NAIROBI, Kenya — Somalia's al-Shabab Islamists said they staged an attack in Kenya on Saturday in which gunmen ordered non-Muslims off a bus and shot 28 dead, while sparing Muslim passengers. Three of the group led out to be killed saved their lives by reciting verses of the Koran for the militants, a local security official said. Al-Shabab said its men had ambushed the Nairobi-bound bus outside Mandera town, near Kenya's border with Somalia and Ethiopia, and killed the non-Muslims in retaliation for raids on mosques in the port city of Mombasa.
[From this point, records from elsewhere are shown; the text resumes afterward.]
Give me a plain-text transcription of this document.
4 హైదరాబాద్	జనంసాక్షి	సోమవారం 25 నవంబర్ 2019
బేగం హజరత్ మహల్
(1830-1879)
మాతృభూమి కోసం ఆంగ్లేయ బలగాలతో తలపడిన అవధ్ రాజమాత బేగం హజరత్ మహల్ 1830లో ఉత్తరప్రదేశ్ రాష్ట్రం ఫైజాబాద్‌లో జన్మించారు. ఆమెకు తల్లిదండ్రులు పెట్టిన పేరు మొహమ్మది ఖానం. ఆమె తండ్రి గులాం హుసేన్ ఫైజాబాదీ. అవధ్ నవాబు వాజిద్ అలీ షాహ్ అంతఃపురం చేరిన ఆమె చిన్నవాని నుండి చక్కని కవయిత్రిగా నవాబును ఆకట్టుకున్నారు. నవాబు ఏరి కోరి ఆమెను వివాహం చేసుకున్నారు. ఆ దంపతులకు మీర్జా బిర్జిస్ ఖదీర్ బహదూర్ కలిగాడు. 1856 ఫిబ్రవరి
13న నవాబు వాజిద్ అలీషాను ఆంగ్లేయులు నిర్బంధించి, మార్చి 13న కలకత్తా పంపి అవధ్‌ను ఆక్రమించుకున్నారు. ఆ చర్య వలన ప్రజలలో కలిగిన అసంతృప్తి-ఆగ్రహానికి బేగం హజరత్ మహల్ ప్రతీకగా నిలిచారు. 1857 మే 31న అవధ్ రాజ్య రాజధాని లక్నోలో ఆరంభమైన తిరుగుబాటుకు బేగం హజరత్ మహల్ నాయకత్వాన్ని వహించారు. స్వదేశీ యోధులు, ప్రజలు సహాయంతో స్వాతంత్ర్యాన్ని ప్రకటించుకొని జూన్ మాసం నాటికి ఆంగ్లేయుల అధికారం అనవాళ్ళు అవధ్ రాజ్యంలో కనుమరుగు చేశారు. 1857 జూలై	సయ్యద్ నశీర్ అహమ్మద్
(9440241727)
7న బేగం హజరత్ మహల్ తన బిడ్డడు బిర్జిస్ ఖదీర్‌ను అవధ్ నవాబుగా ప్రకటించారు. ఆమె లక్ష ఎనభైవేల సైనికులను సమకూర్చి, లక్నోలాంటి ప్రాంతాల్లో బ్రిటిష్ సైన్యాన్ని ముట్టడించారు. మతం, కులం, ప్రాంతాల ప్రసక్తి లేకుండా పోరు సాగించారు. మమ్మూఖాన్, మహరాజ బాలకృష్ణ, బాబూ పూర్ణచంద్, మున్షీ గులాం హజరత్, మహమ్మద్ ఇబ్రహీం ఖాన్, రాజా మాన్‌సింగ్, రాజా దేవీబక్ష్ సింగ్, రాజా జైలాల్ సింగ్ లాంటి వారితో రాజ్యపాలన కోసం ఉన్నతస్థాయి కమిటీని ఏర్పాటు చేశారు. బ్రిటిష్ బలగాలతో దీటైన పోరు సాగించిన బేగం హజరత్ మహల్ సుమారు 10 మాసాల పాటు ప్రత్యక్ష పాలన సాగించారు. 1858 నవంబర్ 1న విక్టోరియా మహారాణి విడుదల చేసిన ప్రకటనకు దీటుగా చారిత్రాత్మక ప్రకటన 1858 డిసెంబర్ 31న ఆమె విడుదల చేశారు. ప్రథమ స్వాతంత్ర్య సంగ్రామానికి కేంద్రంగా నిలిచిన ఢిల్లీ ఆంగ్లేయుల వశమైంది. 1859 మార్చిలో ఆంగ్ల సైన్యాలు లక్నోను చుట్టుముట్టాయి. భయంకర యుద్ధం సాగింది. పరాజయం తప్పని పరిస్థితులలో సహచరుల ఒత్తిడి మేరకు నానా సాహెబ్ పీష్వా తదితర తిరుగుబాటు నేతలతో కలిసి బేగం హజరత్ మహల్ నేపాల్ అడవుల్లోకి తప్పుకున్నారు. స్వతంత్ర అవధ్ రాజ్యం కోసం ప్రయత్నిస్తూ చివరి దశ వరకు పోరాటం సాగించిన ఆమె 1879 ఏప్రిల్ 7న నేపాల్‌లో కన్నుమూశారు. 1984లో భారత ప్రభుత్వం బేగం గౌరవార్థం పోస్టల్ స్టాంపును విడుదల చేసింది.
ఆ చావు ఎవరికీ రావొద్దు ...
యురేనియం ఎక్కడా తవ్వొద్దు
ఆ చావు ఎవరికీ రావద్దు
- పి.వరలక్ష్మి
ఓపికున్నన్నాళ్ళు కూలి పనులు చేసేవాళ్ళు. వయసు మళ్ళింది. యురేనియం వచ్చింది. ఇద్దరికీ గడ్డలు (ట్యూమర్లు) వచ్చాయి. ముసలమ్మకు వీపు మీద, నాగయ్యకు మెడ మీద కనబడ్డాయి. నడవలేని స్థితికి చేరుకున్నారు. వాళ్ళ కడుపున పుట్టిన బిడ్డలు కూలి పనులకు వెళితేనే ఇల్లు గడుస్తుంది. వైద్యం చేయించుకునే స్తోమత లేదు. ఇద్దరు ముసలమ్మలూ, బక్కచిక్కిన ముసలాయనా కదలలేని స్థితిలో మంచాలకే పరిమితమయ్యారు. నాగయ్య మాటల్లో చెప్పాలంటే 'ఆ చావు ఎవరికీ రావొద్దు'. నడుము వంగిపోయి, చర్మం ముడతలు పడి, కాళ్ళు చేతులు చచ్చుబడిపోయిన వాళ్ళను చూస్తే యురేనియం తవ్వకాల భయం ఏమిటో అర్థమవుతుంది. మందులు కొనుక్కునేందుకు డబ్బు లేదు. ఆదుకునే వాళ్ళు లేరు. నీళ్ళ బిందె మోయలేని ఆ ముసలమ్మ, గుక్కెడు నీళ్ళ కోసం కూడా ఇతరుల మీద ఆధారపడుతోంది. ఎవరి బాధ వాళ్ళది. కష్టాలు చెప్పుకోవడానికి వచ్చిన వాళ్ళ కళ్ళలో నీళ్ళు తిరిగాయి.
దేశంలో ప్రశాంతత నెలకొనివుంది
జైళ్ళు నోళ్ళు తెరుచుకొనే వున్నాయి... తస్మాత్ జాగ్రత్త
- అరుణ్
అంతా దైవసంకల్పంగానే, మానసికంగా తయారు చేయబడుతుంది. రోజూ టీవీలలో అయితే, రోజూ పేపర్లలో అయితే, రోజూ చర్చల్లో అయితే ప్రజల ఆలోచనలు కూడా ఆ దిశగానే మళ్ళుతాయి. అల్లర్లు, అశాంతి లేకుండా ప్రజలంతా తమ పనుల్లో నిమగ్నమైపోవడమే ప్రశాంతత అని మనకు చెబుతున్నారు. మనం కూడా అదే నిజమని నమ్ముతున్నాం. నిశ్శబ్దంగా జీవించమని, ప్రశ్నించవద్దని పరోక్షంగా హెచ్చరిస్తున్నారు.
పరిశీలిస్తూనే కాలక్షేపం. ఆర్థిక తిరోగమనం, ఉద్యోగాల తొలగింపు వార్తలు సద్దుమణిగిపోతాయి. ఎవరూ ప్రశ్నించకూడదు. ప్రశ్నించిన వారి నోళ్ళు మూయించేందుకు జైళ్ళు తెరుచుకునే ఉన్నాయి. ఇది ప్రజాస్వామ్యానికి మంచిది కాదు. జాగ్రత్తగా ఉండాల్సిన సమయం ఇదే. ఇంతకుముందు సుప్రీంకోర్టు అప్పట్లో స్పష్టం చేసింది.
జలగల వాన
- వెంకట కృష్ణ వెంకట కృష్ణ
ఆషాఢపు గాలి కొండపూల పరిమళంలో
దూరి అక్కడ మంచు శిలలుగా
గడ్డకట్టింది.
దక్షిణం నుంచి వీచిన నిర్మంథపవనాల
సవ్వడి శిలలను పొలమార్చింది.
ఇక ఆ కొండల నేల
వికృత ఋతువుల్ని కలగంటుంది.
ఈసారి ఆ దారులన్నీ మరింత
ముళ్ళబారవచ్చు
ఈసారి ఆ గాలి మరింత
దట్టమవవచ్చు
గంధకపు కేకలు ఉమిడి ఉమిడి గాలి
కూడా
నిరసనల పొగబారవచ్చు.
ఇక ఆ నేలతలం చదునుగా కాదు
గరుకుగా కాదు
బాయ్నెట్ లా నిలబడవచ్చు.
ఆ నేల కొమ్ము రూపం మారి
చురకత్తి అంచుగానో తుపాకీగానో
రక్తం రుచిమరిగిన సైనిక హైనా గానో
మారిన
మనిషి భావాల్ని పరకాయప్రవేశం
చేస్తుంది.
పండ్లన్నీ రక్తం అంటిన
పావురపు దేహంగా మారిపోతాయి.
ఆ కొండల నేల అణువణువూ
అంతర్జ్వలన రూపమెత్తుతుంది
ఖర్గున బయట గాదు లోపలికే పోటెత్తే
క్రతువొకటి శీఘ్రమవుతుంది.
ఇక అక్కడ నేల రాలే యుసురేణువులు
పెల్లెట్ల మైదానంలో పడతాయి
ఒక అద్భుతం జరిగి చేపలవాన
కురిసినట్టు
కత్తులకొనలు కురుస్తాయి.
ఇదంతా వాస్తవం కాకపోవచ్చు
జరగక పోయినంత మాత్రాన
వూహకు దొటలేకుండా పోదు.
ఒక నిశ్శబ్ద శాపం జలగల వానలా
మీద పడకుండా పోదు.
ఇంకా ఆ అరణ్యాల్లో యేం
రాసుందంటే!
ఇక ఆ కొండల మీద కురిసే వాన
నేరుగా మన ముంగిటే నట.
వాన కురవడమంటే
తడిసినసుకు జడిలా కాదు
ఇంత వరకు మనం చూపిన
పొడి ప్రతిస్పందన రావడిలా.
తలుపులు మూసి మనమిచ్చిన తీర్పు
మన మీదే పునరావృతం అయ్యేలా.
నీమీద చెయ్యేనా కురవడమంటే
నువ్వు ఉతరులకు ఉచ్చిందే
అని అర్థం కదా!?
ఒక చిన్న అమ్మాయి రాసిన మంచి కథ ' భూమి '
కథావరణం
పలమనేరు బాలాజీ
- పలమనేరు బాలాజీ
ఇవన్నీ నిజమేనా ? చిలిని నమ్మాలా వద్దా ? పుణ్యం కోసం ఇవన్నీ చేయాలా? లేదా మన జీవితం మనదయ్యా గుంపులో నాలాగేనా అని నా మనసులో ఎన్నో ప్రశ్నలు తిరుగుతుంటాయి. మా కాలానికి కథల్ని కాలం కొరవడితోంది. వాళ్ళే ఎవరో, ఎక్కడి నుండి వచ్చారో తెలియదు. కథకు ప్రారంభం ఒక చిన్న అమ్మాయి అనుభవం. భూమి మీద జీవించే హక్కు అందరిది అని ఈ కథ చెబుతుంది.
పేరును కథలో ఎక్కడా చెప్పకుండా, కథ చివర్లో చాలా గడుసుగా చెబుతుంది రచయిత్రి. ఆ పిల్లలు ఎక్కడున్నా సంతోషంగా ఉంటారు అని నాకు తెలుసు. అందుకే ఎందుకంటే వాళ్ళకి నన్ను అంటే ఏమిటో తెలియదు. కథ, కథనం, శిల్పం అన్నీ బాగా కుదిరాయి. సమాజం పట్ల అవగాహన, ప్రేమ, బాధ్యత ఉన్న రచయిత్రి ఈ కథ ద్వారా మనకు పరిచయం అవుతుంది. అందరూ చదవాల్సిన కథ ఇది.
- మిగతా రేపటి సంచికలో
Early this week, police in Mombasa shot dead a man and arrested over 376 others when they searched four mosques in the port city that they said were being used to recruit militants and stash weapons. "The Mujahideen successfully carried out an operation near Mandera early this morning, which resulted in the perishing of 28 crusaders, as a revenge for the crimes committed by the Kenyan crusaders against our Muslim brethren in Mombasa," Sheikh Ali Mohamud Rage, al-Shabab's spokesman, said in a statement. Islamist militants use the term "crusaders" to describe Christians or non-Muslims in general.
Police Inspector General David Kimaiyo told reporters that 19 men and nine women were killed. "Preliminary reports indicate that the attackers, who were heavily armed, later fled toward the border into Somali," he said.